Kelso must have really been wasted; he left his acoustic propped against a table covered with empties. It’s an effort to move, but pick it up by the neck. Heavy, it’s a substantial guitar. Try to remember a chord; all you can think of are A, D, and E–not very satisfying at this hour. Then you see chord boxes in your mind’s eye for A and E minor, strumming quietly, alternating between the two. Dylan’s “Senor” coming and going.
Sunday? Sunday.
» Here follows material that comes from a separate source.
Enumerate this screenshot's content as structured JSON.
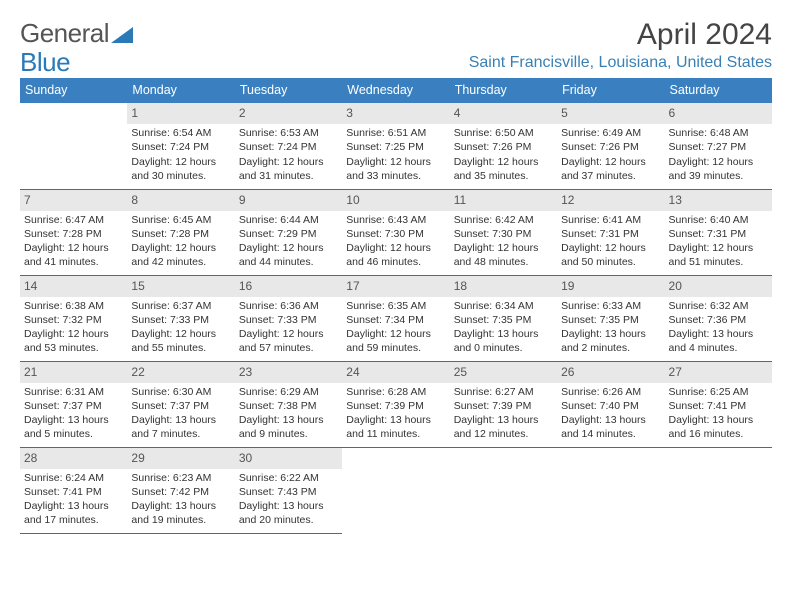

They will wake slowly, stumble into the kitchen, where the coffee’s brewing. A few will probably have to be roused. Then breakfast for those who can eat. Leave taking in the afternoon: hugs, smiles, a few tears. Then the last taillights bumping down the road and out of sight past the bend.
Finally, it’s just you and her, and the dirty dishes and pets wanting fed. Break out the vinyl, familiar cracks and hisses, and put on something you’ve heard so many times that you know the bass parts. Arms up to elbows in soapy water, your reflection in the window: a little less hair, a few more lines. In the background, the door to the office: stories, plays, poems impatiently waiting to be written.
Well. That’s hours away. Now, it’s just you and the sleepers, and the guitar, and the mistletoe in the oaks, and the spider webs lit with dew, and a squirrel running, stopping, then running furiously to disappear in tall grass.
Look up, and the red tail glides past a big cedar and vanishes into fog.